On a rental marketplace, the most common business model is the commission model, although a subscription model could also be quite coherent. There are various commission models: fixed commission, commission on customers, commission on sellers, hybrid model…
On Airbnb, it is a hybrid model: the platform adds 6 to 12% of service fees on the price set by the host, the host will leave 3% of these revenues.
A tripartite platform for trust
Marketplaces are tripartite platforms unlike traditional e-commerce: there is an operator, sellers and buyers. Depending on the level of management of the marketplace, the platform operator is more or less involved in the actions performed on the platform. The more managed a market place is, the more insurance you will have, and the higher the price of the service fees will be. When you book an accommodation with Airbnb, you have additional insurances: identity verification, background checks, risk prevention, secure payments, fraud prevention, account protection… All to ensure a near-perfect experience, trust on marketplaces being its main retention lever.
Some characteristics of the platform
Airbnb is a switch platform, which means that each user can be a host as well as a traveler: the major advantage of this type of platform is that the cost of acquiring a user is halved. A particular point of attention is that a platform can only be switched if the user typologies are similar (B2B platform, C2C platform).
The platform obfuscates the exact location of the hosts, to avoid that the users pass by the platform for their trip.
Volume discount: The more nights you stay, the lower the price per night and the lower the service fee.
Seasonal price variation: for tourism actors, the notion of high season and low season is key to setting the price of a night’s stay; it was therefore essential for Airbnb to allow sellers to vary the price of a night’s stay depending on the date or season.
Can a new platform compete with Airbnb?
Although other generalist short-term accommodation rental platforms exist, Airbnb remains the reference rental marketplace. Can we take on Airbnb?
The question arises for many other well-established service marketplaces: can we compete with Uber? Can we compete with Uber Eats?
While it is not impossible to compete with a giant with a generalist platform, the angle of attack that has the best chance of success seems to be the verticalization of the platform.
Misterbnb, successful vertical platform
A good example of a successful verticalized rental marketplace is misterbnb. The platform, created in 2014, allows members of the LGBTQ+ community to rent accommodations and travel safely; the founders starting from the observation that the community was particularly at risk of being unwelcome or even assaulted by Airbnb hosts. Today the Misterbnb platform is :
310 000 hosts
Accommodations in 135 countries
More than 270 000 reviews
No doubt about the success of the platform.

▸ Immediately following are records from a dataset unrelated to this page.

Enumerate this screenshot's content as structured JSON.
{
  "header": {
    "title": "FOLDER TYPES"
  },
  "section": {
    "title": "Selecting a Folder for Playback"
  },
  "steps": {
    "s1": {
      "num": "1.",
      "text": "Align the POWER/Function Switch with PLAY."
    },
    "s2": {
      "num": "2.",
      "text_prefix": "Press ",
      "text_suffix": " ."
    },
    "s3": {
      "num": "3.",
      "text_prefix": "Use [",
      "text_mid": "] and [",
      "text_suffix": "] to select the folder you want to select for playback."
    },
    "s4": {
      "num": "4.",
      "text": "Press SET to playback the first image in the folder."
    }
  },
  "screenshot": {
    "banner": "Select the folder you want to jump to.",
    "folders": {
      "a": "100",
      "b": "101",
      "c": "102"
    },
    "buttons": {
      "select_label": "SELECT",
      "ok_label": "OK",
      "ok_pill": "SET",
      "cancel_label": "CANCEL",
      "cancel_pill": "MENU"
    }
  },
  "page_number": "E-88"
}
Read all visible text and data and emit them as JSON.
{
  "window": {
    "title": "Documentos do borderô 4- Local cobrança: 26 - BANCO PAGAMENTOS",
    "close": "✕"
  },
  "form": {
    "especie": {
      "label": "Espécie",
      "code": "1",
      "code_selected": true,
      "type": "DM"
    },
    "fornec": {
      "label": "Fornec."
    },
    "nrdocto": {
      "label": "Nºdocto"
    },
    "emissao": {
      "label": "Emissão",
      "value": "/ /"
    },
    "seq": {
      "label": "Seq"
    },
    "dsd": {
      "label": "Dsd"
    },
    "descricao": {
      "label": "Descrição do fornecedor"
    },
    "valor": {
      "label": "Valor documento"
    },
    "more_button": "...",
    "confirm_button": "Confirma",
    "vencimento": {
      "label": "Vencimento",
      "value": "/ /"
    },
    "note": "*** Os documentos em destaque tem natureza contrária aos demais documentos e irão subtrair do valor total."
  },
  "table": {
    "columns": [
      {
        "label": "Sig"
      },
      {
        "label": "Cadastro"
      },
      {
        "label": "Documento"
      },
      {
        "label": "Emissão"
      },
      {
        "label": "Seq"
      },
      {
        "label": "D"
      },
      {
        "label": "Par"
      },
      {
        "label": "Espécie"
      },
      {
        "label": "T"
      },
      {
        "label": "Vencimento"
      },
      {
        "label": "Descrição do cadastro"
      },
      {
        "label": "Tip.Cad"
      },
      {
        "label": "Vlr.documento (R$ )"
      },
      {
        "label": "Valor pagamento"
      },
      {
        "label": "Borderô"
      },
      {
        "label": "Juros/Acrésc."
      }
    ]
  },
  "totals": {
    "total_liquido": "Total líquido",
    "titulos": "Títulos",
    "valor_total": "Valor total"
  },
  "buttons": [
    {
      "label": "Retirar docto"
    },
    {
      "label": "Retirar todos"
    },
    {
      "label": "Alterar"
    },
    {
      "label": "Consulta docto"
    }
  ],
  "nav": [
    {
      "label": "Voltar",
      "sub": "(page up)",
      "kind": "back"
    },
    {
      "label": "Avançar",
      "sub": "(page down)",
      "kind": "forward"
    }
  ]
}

Other vertical platforms also seem to be on the road to success, such as Fairbnb, which offers fair and sustainable vacations, and Sportihome, which connects sportsmen and women.
The impact of the online platform on the territories
Airbnb, a vector for gentrification of city centers
Definition: Gentrification is the metamorphosis of a working-class neighborhood due to the arrival of more affluent classes who change their lifestyles and consumption patterns.

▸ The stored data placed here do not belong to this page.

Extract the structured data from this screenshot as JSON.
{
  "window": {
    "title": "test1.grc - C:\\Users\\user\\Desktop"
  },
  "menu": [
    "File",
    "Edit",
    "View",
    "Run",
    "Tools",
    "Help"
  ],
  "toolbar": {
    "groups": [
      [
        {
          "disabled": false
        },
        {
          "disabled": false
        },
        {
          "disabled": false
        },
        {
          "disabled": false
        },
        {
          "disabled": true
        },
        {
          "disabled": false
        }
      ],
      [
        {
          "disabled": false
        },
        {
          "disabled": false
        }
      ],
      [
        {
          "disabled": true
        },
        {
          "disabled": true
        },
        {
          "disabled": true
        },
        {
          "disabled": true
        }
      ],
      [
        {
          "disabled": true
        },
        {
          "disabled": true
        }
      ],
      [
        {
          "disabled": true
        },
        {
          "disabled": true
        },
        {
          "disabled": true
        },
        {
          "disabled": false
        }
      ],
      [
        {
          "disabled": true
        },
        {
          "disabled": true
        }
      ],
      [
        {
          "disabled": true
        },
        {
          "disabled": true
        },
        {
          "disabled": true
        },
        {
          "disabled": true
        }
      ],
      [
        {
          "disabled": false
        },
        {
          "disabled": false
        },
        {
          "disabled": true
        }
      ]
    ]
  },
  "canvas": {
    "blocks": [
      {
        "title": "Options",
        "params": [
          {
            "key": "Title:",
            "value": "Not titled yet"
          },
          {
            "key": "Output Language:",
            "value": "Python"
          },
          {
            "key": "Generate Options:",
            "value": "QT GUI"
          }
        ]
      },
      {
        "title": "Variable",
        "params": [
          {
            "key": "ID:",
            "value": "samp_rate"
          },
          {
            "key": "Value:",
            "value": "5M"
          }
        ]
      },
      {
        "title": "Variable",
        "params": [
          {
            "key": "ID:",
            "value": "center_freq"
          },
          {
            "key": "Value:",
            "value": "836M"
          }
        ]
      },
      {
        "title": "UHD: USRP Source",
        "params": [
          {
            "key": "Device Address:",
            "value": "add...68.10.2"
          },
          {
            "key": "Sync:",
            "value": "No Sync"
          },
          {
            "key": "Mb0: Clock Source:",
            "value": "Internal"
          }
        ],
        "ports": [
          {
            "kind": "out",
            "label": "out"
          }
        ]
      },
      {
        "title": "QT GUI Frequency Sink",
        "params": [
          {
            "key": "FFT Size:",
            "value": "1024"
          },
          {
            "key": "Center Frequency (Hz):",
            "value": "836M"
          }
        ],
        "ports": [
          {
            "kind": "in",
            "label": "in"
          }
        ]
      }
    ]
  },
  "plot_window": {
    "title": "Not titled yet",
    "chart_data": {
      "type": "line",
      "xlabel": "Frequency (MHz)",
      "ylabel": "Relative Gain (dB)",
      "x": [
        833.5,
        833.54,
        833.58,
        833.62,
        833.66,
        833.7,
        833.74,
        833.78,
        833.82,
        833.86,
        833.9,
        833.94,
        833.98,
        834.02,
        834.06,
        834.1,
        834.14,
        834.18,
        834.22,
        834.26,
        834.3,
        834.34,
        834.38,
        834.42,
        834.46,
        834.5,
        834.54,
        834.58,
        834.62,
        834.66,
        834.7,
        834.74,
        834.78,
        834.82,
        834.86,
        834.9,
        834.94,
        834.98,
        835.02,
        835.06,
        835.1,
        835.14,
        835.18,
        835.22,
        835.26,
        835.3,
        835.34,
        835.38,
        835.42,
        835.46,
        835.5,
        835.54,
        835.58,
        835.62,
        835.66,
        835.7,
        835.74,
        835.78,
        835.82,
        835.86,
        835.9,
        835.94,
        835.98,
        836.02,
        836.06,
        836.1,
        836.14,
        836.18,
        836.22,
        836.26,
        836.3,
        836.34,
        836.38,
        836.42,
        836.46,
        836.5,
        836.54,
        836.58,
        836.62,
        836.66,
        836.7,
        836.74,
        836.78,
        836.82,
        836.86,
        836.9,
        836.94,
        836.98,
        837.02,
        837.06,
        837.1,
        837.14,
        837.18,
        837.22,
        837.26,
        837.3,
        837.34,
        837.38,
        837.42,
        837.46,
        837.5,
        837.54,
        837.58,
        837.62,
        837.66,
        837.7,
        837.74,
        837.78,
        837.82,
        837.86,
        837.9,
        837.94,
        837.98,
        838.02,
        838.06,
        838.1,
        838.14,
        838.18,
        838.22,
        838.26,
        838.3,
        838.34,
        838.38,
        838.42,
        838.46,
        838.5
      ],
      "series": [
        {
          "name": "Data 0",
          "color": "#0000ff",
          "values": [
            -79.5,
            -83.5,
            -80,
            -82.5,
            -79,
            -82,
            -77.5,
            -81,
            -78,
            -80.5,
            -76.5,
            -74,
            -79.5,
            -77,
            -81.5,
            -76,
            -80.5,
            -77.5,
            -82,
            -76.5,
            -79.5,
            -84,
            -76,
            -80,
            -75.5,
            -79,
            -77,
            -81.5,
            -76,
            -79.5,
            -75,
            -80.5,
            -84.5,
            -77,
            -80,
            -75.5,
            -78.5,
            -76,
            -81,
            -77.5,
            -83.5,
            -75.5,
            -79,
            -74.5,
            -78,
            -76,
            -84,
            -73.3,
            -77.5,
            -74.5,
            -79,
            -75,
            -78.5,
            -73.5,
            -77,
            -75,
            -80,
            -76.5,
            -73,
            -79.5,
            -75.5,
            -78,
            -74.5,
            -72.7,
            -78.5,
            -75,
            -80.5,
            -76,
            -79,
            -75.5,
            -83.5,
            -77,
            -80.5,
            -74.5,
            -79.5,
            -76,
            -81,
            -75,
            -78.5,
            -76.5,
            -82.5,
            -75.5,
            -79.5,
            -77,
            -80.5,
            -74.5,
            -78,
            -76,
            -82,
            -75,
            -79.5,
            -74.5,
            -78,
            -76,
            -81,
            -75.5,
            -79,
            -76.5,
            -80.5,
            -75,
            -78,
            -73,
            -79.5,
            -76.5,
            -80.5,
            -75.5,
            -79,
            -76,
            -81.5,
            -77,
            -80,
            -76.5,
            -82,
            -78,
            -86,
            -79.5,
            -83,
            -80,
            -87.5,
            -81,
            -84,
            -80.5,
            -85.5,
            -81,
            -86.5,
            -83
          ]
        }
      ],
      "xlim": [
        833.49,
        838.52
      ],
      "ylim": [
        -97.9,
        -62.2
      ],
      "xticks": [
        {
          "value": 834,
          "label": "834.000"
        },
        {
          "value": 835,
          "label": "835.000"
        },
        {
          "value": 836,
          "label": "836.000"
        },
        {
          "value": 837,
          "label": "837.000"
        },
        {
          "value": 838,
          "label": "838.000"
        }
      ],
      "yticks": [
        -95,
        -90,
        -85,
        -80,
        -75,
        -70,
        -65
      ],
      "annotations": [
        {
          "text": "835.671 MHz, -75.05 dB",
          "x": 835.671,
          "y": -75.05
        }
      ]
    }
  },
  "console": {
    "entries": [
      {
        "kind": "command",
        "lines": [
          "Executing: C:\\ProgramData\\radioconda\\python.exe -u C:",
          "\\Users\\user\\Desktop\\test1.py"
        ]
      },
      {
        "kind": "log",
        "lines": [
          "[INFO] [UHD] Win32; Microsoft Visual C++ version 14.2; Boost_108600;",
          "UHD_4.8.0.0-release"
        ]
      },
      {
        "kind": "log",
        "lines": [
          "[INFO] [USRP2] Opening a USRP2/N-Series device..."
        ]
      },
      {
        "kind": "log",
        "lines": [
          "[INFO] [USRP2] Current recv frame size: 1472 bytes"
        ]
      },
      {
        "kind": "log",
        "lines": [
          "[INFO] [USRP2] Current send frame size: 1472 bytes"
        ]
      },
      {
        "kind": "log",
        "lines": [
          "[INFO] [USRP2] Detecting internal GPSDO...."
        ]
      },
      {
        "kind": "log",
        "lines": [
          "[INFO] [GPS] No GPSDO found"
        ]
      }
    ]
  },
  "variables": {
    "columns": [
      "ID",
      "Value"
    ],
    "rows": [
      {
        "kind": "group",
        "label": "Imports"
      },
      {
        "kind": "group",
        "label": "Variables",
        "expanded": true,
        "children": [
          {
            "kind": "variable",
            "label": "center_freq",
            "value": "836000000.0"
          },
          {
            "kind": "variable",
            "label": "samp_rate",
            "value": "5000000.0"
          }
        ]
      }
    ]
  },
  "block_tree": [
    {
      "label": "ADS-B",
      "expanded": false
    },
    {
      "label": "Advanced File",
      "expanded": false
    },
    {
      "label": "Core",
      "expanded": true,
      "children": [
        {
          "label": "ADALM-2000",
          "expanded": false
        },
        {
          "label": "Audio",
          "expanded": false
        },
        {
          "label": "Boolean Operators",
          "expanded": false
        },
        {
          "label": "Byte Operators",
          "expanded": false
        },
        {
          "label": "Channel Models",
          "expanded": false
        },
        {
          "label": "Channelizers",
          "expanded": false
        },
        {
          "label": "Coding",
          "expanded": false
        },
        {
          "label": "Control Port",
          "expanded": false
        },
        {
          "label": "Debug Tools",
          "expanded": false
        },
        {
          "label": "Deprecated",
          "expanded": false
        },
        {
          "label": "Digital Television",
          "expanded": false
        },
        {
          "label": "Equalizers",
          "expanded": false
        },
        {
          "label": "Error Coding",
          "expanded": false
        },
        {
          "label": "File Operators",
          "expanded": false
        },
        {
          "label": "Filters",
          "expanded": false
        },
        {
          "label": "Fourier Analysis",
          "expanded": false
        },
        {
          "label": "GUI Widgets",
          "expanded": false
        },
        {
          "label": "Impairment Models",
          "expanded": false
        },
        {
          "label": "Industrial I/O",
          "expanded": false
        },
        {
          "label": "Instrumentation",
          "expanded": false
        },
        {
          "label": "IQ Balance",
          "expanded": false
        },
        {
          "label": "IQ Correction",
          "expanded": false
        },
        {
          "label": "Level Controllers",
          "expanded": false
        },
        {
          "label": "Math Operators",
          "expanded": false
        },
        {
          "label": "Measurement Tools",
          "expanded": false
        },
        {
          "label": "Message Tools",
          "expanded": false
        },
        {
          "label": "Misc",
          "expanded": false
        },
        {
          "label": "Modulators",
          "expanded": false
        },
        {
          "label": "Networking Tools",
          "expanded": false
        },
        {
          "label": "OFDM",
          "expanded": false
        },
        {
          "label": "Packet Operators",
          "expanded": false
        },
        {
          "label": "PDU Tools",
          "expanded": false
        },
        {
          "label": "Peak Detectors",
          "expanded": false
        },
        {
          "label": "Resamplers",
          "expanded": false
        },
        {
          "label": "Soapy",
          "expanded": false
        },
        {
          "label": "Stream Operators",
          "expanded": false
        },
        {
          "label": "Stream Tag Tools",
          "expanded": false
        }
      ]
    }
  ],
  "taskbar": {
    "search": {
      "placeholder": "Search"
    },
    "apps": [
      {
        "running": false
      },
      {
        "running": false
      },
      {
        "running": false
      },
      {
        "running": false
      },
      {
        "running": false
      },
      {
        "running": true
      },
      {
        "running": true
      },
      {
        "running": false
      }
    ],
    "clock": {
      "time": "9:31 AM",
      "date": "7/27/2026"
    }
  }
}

If we cannot “accuse” Airbnb of causing the gentrification of city centers, we cannot deny that the C2C platform is participating in it.
Airbnb tourism in the center of major tourist cities is leading to a decrease in the number of homes intended for residents (an estimated 15,000 to 20,000 homes lost in Paris) in favor of homes dedicated solely to airbnb rentals. Due to the high concentration of tourists, businesses whose prices do not correspond to the means of the inhabitants are being established in the area, driving up the price of rents and pushing the original inhabitants to leave.